Test: evaluate the model's performance; if accuracy has converged, stop training.
Validate: evaluate the accuracy of the trained model. If it doesn't meet acceptance criteria, change something and start over with the training.
Predict: you've passed validation -- release the model for use by the intended application.

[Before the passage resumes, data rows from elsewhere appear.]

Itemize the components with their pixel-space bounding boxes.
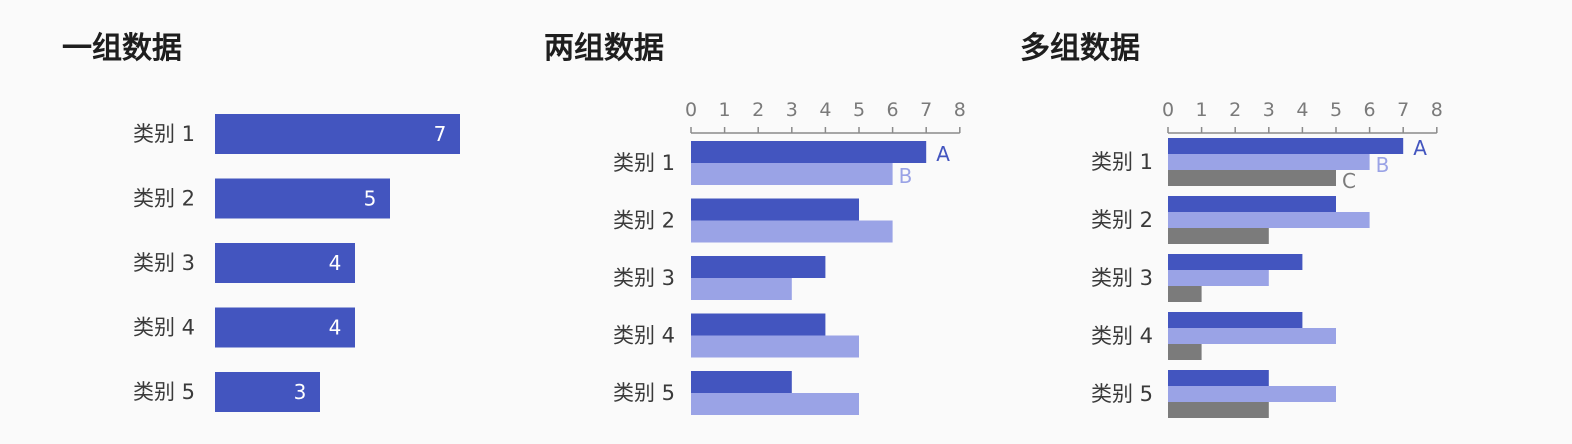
bar-b xyxy=(1168,386,1336,402)
tick-label: 7 xyxy=(920,99,932,121)
category-label: 类别 3 xyxy=(133,251,195,275)
category-label: 类别 5 xyxy=(613,381,675,405)
data-label: 7 xyxy=(434,122,447,146)
tick-label: 4 xyxy=(819,99,831,121)
bar-b xyxy=(691,163,893,185)
bar-b xyxy=(691,278,792,300)
bar-c xyxy=(1168,228,1269,244)
bar-b xyxy=(1168,154,1370,170)
data-label: 5 xyxy=(364,187,377,211)
category-label: 类别 5 xyxy=(1091,382,1153,406)
bar-b xyxy=(691,335,859,358)
tick-label: 8 xyxy=(1431,99,1443,121)
series-label: A xyxy=(936,142,950,166)
series-label: C xyxy=(1342,169,1356,193)
chart-title: 一组数据 xyxy=(62,31,182,66)
bar-c xyxy=(1168,286,1202,302)
bar xyxy=(215,114,460,154)
category-label: 类别 2 xyxy=(133,187,195,211)
tick-label: 0 xyxy=(1162,99,1174,121)
category-label: 类别 4 xyxy=(613,324,675,348)
tick-label: 7 xyxy=(1397,99,1409,121)
bar-c xyxy=(1168,402,1269,418)
bar-a xyxy=(1168,254,1303,270)
category-label: 类别 4 xyxy=(133,316,195,340)
bar-a xyxy=(1168,196,1336,212)
bar-a xyxy=(1168,312,1303,328)
chart-title: 多组数据 xyxy=(1020,31,1140,66)
tick-label: 0 xyxy=(685,99,697,121)
bar xyxy=(215,243,355,283)
bar-b xyxy=(1168,270,1269,286)
category-label: 类别 5 xyxy=(133,380,195,404)
tick-label: 5 xyxy=(1330,99,1342,121)
tick-label: 4 xyxy=(1296,99,1308,121)
tick-label: 6 xyxy=(1364,99,1376,121)
chart-title: 两组数据 xyxy=(544,31,664,66)
series-label: A xyxy=(1413,136,1427,160)
tick-label: 1 xyxy=(719,99,731,121)
series-label: B xyxy=(1376,153,1390,177)
series-label: B xyxy=(899,164,913,188)
category-label: 类别 1 xyxy=(1091,150,1153,174)
category-label: 类别 3 xyxy=(613,266,675,290)
bar-b xyxy=(1168,212,1370,228)
bar xyxy=(215,307,355,348)
bar-a xyxy=(691,256,826,278)
category-label: 类别 2 xyxy=(1091,208,1153,232)
category-label: 类别 2 xyxy=(613,209,675,233)
chart-2: 两组数据 0 1 2 3 4 5 6 7 8 类别 1 AB 类别 2 类别 3 类别 4 类别 5 xyxy=(544,31,966,415)
bar xyxy=(215,178,390,219)
bar xyxy=(215,372,320,412)
bar-a xyxy=(691,313,826,336)
bar-a xyxy=(691,198,859,221)
bar-b xyxy=(691,220,893,243)
tick-label: 2 xyxy=(1229,99,1241,121)
tick-label: 3 xyxy=(786,99,798,121)
tick-label: 8 xyxy=(954,99,966,121)
bar-a xyxy=(1168,370,1269,386)
category-label: 类别 3 xyxy=(1091,266,1153,290)
tick-label: 5 xyxy=(853,99,865,121)
data-label: 3 xyxy=(294,380,307,404)
category-label: 类别 1 xyxy=(133,122,195,146)
data-label: 4 xyxy=(329,316,342,340)
tick-label: 1 xyxy=(1196,99,1208,121)
chart-3: 多组数据 0 1 2 3 4 5 6 7 8 类别 1 ABC 类别 2 类别 3 类别 4 类别 5 xyxy=(1020,31,1443,418)
bar-c xyxy=(1168,170,1336,186)
bar-a xyxy=(1168,138,1404,154)
tick-label: 3 xyxy=(1263,99,1275,121)
bar-c xyxy=(1168,344,1202,360)
bar-b xyxy=(1168,328,1336,344)
tick-label: 6 xyxy=(887,99,899,121)
data-label: 4 xyxy=(329,251,342,275)
category-label: 类别 4 xyxy=(1091,324,1153,348)
category-label: 类别 1 xyxy=(613,151,675,175)
bar-a xyxy=(691,141,927,163)
bar-b xyxy=(691,393,859,415)
tick-label: 2 xyxy=(752,99,764,121)
bar-a xyxy=(691,371,792,393)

All four steps follow the same forward logic flow; training includes back-propagation; the others do not. Simply follow the forward-only process, and you'll get the result form you need.
I worry about your data partition: only 10% for training, 90% for testing, and none for validation. A more typical split is 50-30-20, or something in that general area.
Q-1 : You should change your LSTM parameter to return a sequence of size two which will be prediction for that day and the day after.
Q-2 it's clearly that your model is underfitting the data, which is so obvious with your 10% train 90% test data ! You should more equilibrated ratio as suggested in the previous answer.